しかもこのグループは、クオリティの高い、「作品」と呼ぶに相応しいだけの曲を多数持っています。だから私にとって、ライブではその歌の世界をじっくりと楽しめるのが理想で、余計な演出に頼ることがむしろ邪魔に思えてしまうようなところもあり、そういう意味でも『アンダーライブ』ほどには心に響くものがありませんでした。
まぁこれは単なる好みの問題なので、善し悪しということとは違うのですが。。。
 
それと、選抜メンバーの存在感はそれなりに際立っていたものの、その他大勢で終わってしまったかのようなメンバーが少なくないと感じられたのもやや残念な点でした。

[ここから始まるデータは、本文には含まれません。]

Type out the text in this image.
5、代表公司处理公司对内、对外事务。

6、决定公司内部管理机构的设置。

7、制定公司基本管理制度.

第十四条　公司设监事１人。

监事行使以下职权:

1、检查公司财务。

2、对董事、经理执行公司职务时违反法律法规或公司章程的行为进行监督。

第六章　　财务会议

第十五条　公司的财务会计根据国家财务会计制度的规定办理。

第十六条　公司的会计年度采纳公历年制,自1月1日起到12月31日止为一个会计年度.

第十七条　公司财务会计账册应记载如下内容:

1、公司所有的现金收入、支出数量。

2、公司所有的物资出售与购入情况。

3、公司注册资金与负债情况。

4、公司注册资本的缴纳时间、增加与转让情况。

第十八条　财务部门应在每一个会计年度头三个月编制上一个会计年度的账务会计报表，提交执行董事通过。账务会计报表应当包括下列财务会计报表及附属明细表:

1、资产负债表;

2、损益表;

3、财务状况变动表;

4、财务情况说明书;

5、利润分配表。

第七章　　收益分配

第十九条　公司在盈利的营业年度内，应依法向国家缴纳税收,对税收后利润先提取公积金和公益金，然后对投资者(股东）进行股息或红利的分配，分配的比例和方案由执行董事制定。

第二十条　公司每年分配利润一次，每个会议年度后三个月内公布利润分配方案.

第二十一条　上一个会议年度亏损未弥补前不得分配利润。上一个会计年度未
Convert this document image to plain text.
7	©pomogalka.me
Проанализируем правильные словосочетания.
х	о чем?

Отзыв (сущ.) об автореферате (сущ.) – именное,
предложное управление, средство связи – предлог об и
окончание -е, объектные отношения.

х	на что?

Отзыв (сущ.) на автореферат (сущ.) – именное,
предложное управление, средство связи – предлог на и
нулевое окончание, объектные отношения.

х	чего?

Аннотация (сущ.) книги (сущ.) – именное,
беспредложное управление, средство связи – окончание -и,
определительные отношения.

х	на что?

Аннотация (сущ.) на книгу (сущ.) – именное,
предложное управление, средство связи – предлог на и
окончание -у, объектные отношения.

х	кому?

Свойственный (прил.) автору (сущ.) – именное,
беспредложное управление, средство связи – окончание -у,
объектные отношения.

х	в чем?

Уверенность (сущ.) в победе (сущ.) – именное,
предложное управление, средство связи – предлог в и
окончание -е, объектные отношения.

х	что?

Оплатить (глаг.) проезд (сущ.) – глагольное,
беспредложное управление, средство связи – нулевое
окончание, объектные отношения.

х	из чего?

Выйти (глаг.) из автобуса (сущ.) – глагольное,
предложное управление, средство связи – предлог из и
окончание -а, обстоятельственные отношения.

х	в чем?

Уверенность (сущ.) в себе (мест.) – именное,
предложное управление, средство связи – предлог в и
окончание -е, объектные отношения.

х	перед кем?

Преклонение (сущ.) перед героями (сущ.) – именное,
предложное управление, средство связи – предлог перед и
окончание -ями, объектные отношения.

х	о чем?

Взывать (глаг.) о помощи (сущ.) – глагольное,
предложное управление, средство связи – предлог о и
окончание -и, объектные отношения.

アンダーメンバーは『アンダーライブ』を含めると計4公演に連投するので、『Merry X'mas Show』を選抜メンバーがより頑張ることで、アンダーメンバーの負担軽減を図ったものと推測してはいますが、出演者1人1人にちゃんとスポットを当てる機会を作っていた『アンダーライブ』と比べてしまうと、ただでさえ出演者数が倍くらいになっていることもあって、どうしても個々の存在感が薄かったです。
推しているメンバーによっては、不完全燃焼で終わってしまったファンもいらっしゃったのではないかしらん。
 ※ただしこの点については、現場で専らモニタを通して見ていた故の誤解があるかもしれません。モニタに写されるのは、特定のメンバーのアップということが多くて、ステージ全体の様子が分かりにくかったためです。後日、録画しておいたBSスカパー!の生中継映像を確認してみて、もし認識が変わったら訂正したいと思います。
 
そんな訳で、割と淡々とした感じで楽しんで、正直なところ、平凡な印象のライブにとどまってしまったかなぁ。なにしろ2日前の『アンダーライブ』が凄すぎましたから、期待を高く持ちすぎていたのかもしれませんね。。。